Da mesma forma, cobranças de faltas e de escanteio viraram opções ofensivas interessantes no pé dele. Ainda mais que dos três gols do atleta, dois foram em batidas de falta – contra Sampaio Corrêa e Vila Nova. Bem como, das quatro assistências, duas nasceram de escanteios que foram diretos nas cabeças de Rodrigão e Fábio Sanches contra Náutico e Goiás.

“Graças a Deus pude ajudar a equipe com mais uma assistência no campeonato, através da bola parada, que venho trabalhando sempre para melhorar e ajudar meus companheiros nos jogos.” afirmou o lateral-esquerdo.

Rafael Santos

Simultaneamente, diante da situação delicada da Ponte na tabela, ter a bola parada como arma pode ser um diferencial. Do mesmo modo, agora o time tem dois jogos consecutivos em casa, novamente contra candidatos ao acesso: CRB e Botafogo. 

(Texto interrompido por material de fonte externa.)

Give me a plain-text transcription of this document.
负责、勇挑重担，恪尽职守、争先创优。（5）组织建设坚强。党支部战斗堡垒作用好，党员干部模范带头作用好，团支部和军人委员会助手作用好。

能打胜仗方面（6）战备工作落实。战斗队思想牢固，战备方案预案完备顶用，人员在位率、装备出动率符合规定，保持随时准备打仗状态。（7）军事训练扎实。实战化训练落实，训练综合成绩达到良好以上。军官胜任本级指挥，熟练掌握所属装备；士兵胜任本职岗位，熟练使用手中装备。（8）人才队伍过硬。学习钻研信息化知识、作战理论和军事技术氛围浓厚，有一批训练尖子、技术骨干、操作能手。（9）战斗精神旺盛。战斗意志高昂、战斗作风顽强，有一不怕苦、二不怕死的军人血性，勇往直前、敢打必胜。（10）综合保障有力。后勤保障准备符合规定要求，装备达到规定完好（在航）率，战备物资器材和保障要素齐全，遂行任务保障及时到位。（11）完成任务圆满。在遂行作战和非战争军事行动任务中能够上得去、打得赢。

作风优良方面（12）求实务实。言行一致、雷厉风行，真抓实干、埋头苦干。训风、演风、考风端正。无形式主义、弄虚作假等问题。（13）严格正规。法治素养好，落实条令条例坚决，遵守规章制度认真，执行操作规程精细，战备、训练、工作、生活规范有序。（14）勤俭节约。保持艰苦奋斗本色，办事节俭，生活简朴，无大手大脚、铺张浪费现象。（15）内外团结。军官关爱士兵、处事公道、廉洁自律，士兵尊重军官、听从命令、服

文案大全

“Temos dois jogos dentro de casa onde temos que lutar para somar os seis pontos e poder sair dessa situação o quanto antes. Agora estamos focados apenas no CRB, que sabemos que será um confronto difícil e bem disputado, ainda mais porque eles brigam para entrar no G4, mas temos o apoio da nossa torcida, que sem dúvidas faz a diferença, então vamos trabalhar forte para sair com a vitória”.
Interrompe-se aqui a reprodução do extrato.